Jared pointing out some features of the site

Looking at the remains of the palace across the wadi (not the greenhouse!)

My class at Herod's winter palace
These four missed the group pic because of some goats that got their attention, but Papa Hunts made sure they were not missed
Exploring the Herodian calidarium, or hot bath

Our Herodian Hot Tub pic!

Driving through Jericho, the bus stopped for a few moments by an ancient sycamore tree.  It is certainly not old enough to be the tree that Zachaeus climbed to catch a glimpse of Jesus, but it is on more-or-less the right route, a thoroughfare through the city.  While looking at it, we read Luke 19:1-10.

 While I will not give a history of Tel es-Sultan, the archaeological mound containing the remnants of this "oldest [known] city" on earth, I will repost this diagram of the tell, as well as this link to its Wikipedia article. Jared Ludlow (a.k.a., J-Rowdy) did his usual thorough job leading the students through the archaeology of the site, and it fell to me to talk about various Old Testament passages that referred to it.  I then did something that I have wanted to do but have not had the chance to do before: we actually sang "Joshua Fit the Battle of Jericho" standing right there on the tell!  It was only partly successful: I had printed the lyrics and the students sang with good spirits, but since I am only used to singing the baritone part with the Tab Choir, I failed them a few times on the melody part of one of the verses!

Watching the Palestinian Authority's movie on Jericho
There's the movie! (such as it was)
Climbing up on the Jericho tell

Jared teaching
Posing on the tell

Remains of the Neolithic Tower, perhaps the oldest surviving human structure
Singing "Joshua Fit the Battle of Jericho" on site

We then made a quick stop at Elisha's Spring.  One of the reasons that Jericho has been inhabited for so long is because of its continuously flowing, ample spring.  In fact, the only recorded time when the spring "went bad" is found in 2 Kings 2:19-22, when the prophet Elisha healed the waters.  Most of the spring is not diverted through the water works of modern Jericho, but a token amount still flows, and our students sampled drinking from it and wading in its waters.

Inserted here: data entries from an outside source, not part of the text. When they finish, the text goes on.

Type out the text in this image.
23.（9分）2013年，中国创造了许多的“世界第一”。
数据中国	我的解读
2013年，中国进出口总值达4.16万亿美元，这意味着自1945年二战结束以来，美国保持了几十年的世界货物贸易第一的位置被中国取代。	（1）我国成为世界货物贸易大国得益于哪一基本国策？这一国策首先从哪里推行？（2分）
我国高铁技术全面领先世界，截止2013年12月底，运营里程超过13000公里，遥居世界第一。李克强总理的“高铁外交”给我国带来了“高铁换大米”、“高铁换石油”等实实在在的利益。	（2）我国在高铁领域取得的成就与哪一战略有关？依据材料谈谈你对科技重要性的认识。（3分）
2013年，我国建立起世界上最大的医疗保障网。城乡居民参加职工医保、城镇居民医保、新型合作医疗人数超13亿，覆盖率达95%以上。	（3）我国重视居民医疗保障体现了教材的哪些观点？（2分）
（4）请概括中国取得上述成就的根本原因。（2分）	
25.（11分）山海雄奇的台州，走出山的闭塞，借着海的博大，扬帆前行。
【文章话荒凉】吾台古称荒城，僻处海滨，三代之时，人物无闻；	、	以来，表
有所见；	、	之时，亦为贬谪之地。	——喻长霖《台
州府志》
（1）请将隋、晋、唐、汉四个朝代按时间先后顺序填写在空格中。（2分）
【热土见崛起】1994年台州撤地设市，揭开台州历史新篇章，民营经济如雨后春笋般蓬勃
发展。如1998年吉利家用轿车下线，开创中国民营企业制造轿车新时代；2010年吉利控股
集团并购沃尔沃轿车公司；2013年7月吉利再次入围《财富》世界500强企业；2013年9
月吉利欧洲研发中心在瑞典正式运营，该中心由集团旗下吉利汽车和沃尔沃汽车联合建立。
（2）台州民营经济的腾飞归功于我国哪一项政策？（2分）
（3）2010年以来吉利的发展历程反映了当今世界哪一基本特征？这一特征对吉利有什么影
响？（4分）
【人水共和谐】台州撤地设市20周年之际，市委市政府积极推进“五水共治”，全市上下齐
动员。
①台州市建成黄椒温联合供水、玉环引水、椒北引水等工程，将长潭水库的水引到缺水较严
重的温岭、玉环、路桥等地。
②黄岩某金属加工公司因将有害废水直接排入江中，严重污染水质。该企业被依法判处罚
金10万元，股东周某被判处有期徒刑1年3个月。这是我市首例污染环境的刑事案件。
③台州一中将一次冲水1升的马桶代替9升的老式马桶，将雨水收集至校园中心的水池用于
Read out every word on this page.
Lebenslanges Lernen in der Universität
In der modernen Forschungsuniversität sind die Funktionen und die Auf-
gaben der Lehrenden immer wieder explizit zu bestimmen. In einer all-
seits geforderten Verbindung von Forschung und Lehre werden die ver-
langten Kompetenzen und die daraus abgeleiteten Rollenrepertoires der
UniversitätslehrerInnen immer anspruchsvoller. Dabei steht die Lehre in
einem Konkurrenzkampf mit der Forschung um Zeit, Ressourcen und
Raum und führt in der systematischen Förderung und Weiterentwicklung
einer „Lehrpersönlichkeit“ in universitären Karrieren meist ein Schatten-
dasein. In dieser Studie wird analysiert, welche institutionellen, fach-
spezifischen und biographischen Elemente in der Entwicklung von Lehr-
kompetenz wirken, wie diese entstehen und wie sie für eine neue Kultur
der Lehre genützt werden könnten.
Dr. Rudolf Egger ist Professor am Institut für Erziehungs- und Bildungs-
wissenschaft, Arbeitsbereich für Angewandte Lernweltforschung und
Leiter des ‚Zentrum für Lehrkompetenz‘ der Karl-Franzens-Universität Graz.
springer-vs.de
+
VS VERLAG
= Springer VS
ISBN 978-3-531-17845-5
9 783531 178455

We then drove about one third of the way back to Jerusalem, pulling a ways off the highway and taking the access road to the gate that leads to the path down to the Monastery of St. George in the Wadi Kelt.  The wadi leads from near Jerusalem down to Jericho and to the Jordan River through a deep valley.  Our purpose of coming there, however, was not to see monastery or the wadi per se.  Rather we talked from that point up and along the ridge for about half a kilometer, giving the students a feel for what the barren Judean Wilderness is like (though in the winter rainy season, we actually saw signs of a fair amount of sprouting green here and there).

The monastery of St. George nestled into the wall of the Wadi Kelt

Some green signs of life after winter rains

Stopping at one point, we read the story of the Temptation from Matthew 4:1-11, after which we talked about our own "wildernesses" and how we must also use them as opportunities to "be with God" even as Jesus did.  After singing "To Nephi Seer of Olden Time (hymn 274, because of its reference to holding to the iron rod and that story's allusions to traveling through "a lone and dreary wilderness), I gave the students 10 minutes to sit quietly, reflecting, thinking, or praying.  The silence was so heavy that it was tangible, palpable, giving us a feeling for why Jesus, and later thousands of monks, sought the solitude of this very place.

Jared and I with our students at Wadi Kelt (I am in the middle, black shirt and leather jacket)
Reading the scriptures, singing together, and praying is what being pilgrims in the Holy Land is all about


  1. What an "awe"some day trip! I am learning so much as I follow your blog. Thank you for posting the photos. I enjoy seeing them...and it is fun to begin to recognize more students than just my son! :-) The group shot at Wadi Kelt is great...background is spectacular. Thanks for your efforts in bringing the Holy Land alive for them, and us.